[A cura di: Martino Verrengia – FiscoOggi, Agenzia delle Entrate]
La Corte di cassazione, con l’ordinanza n. 17470 dello scorso 28 giugno 2019, ha stabilito che, per il calcolo previsto dall’articolo 6, del decreto n. 1072/1969 del ministero dei Lavori pubblici, vanno esclusi dal dato quantitativo globale della superficie dell’immobile indicata nell’atto di acquisto solo balconi, terrazze, cantine, soffitte, scale e posto macchina, e non l’intera superficie non calpestabile, come quella afferente a mura perimetrali e divisorie.
La vertenza ha a oggetto un avviso di liquidazione per imposta di registro, emesso da un ufficio pescarese dell’Agenzia delle entrate relativo alla revoca dell’agevolazione prima casa, per superamento del limite di 240 mq, normativamente previsto, di superficie utile dell’immobile compravenduto.
Sia la Ctp di Pescara, nell’accogliere il ricorso del contribuente, che la Ctr dell’Abruzzo, nel rigettare il gravame dell’ufficio, concordavano con la prospettazione di parte contribuente, che aveva qualificato come non “di lusso” il bene compravenduto, escludendo dal calcolo della superficie utile i muri perimetrali e quelli divisori.
L’Agenzia delle entrate, pertanto, ricorreva in Cassazione, assumendo la violazione dell’articolo 5 del Dm 2 agosto 1969, richiamato nell’articolo 1, nota II bis della Tariffa parte I, allegata al Dpr n. 131/1986, in relazione all’articolo 360 n. 3 del codice di rito civile. Riteneva, in particolare, illegittimo che il computo, effettuato dai giudici regionali abruzzesi, escludesse lo spazio dell’immobile occupato dalle mura.

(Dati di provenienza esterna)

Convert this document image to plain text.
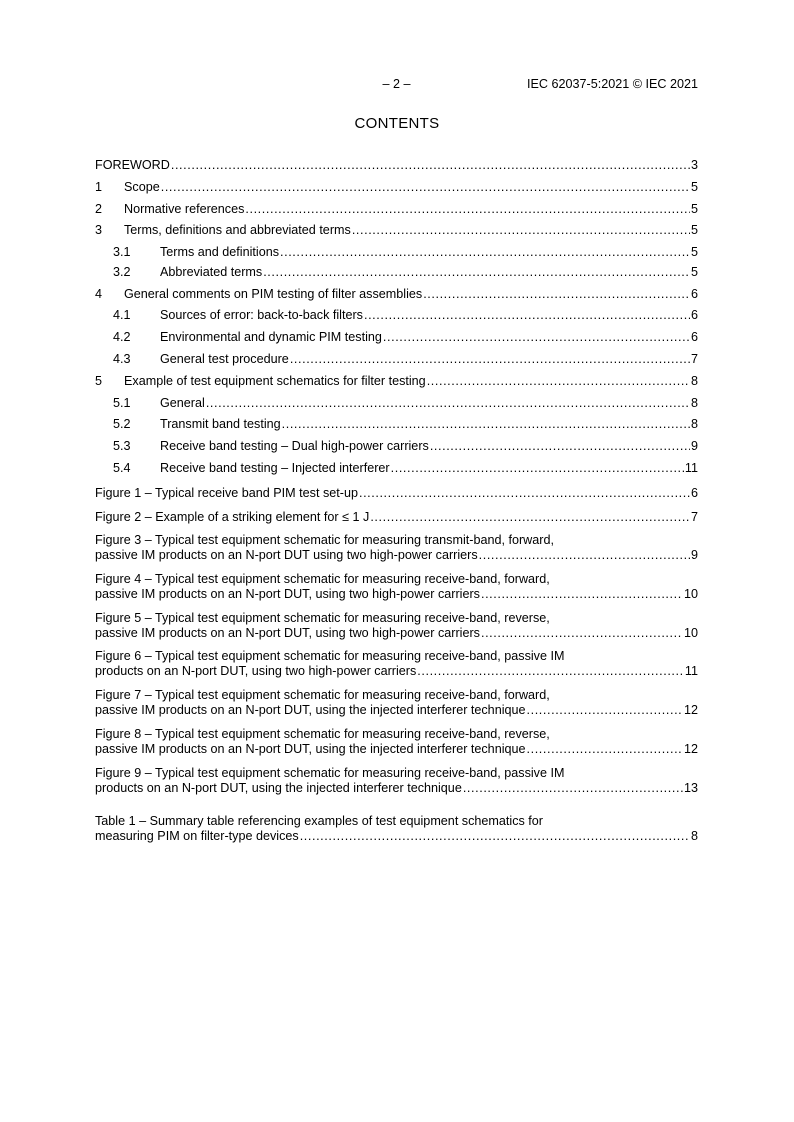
– 2 –	IEC 62037-5:2021 © IEC 2021
CONTENTS
FOREWORD .....	3
1 Scope .....	5
2 Normative references .....	5
3 Terms, definitions and abbreviated terms .....	5
3.1 Terms and definitions .....	5
3.2 Abbreviated terms .....	5
4 General comments on PIM testing of filter assemblies .....	6
4.1 Sources of error: back-to-back filters .....	6
4.2 Environmental and dynamic PIM testing .....	6
4.3 General test procedure .....	7
5 Example of test equipment schematics for filter testing .....	8
5.1 General .....	8
5.2 Transmit band testing .....	8
5.3 Receive band testing – Dual high-power carriers .....	9
5.4 Receive band testing – Injected interferer .....	11
Figure 1 – Typical receive band PIM test set-up .....	6
Figure 2 – Example of a striking element for ≤ 1 J .....	7
Figure 3 – Typical test equipment schematic for measuring transmit-band, forward,
passive IM products on an N-port DUT using two high-power carriers .....	9
Figure 4 – Typical test equipment schematic for measuring receive-band, forward,
passive IM products on an N-port DUT, using two high-power carriers .....	10
Figure 5 – Typical test equipment schematic for measuring receive-band, reverse,
passive IM products on an N-port DUT, using two high-power carriers .....	10
Figure 6 – Typical test equipment schematic for measuring receive-band, passive IM
products on an N-port DUT, using two high-power carriers .....	11
Figure 7 – Typical test equipment schematic for measuring receive-band, forward,
passive IM products on an N-port DUT, using the injected interferer technique .....	12
Figure 8 – Typical test equipment schematic for measuring receive-band, reverse,
passive IM products on an N-port DUT, using the injected interferer technique .....	12
Figure 9 – Typical test equipment schematic for measuring receive-band, passive IM
products on an N-port DUT, using the injected interferer technique .....	13
Table 1 – Summary table referencing examples of test equipment schematics for
measuring PIM on filter-type devices .....	8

La Corte di cassazione, nello scrutinare l’unico motivo di diritto al quale era stato affidato il ricorso, fa richiamo al principio secondo cui, in tema di imposte di registro, ipotecarie o catastali, per stabilire se un’abitazione sia di lusso e, quindi, esclusa dai benefici per l’acquisto della prima casa, ai sensi della Tariffa I, articolo 1, nota II bis, Dpr n. 131/1986, la sua superficie utile va calcolata alla stregua del Dm Lavori pubblici 2 agosto 1969, n. 1072 e va determinata in quella che – dall’estensione globale riportata nell’atto di acquisto sottoposto all’imposta – residua una volta detratta la superficie di balconi, terrazze, cantine, soffitte, scale e posto macchina.
Non possono, continua la Cassazione, invece, applicarsi i criteri di cui al Dm Lavori pubblici 10 maggio 1977, n. 801, richiamato dall’articolo 51 della legge n. 47/1985, le cui previsioni, relative ad agevolazioni o benefici fiscali, non sono suscettibili di un’interpretazione che ne ampli la sfera applicativa.
Pertanto, conclude il Collegio di legittimità, l’articolo 6 Dm 2 agosto 1969, n. 1072 va interpretato nel senso di dover escludere dal dato quantitativo globale della superficie dell’immobile indicata nell’atto di acquisto, comprendente muri perimetrali e divisori, solo le superfici menzionate sopra e non l’intera superficie non calpestabile.
L’ordinanza in commento si pone in linea di continuità con l’orientamento che già il supremo Collegio aveva espresso con propri precedenti deliberati, tra cui le sentenze nn. 861/2014 e 24449/2015 nonché, più di recente, con la pronuncia n. 8421/2017, che ha ritenuto che la superficie utile, ai fini del calcolo della natura “lussuosa”, si debba identificare, in ultima analisi, con la superficie “lorda” e non con quella “netta”, ossia con quella calpestabile, del bene.
Il deliberato che si annota, in particolare, conferma come, nell’ambito delle agevolazioni fiscali, l’interpretazione estensiva delle norme non può avere applicazione, vigendo, per contro, il criterio della stretta interpretazione letterale, primo dei criteri previsti dall’articolo 12 delle disposizioni sulla legge in generale (le preleggi).
In questo caso, dunque, l’elencazione delle superfici da escludere nel computo della superficie utile al fine di stabilire la natura “lussuosa” dell’immobile è da ritenersi tassativa: se, infatti, il legislatore avesse voluto escludere anche i muri divisori e perimetrali dal calcolo in questione lo avrebbe espressamente previsto, in linea con il noto canone ermeneutico che recita “ubi lex voluit dixit, ubi noluit tacuit”.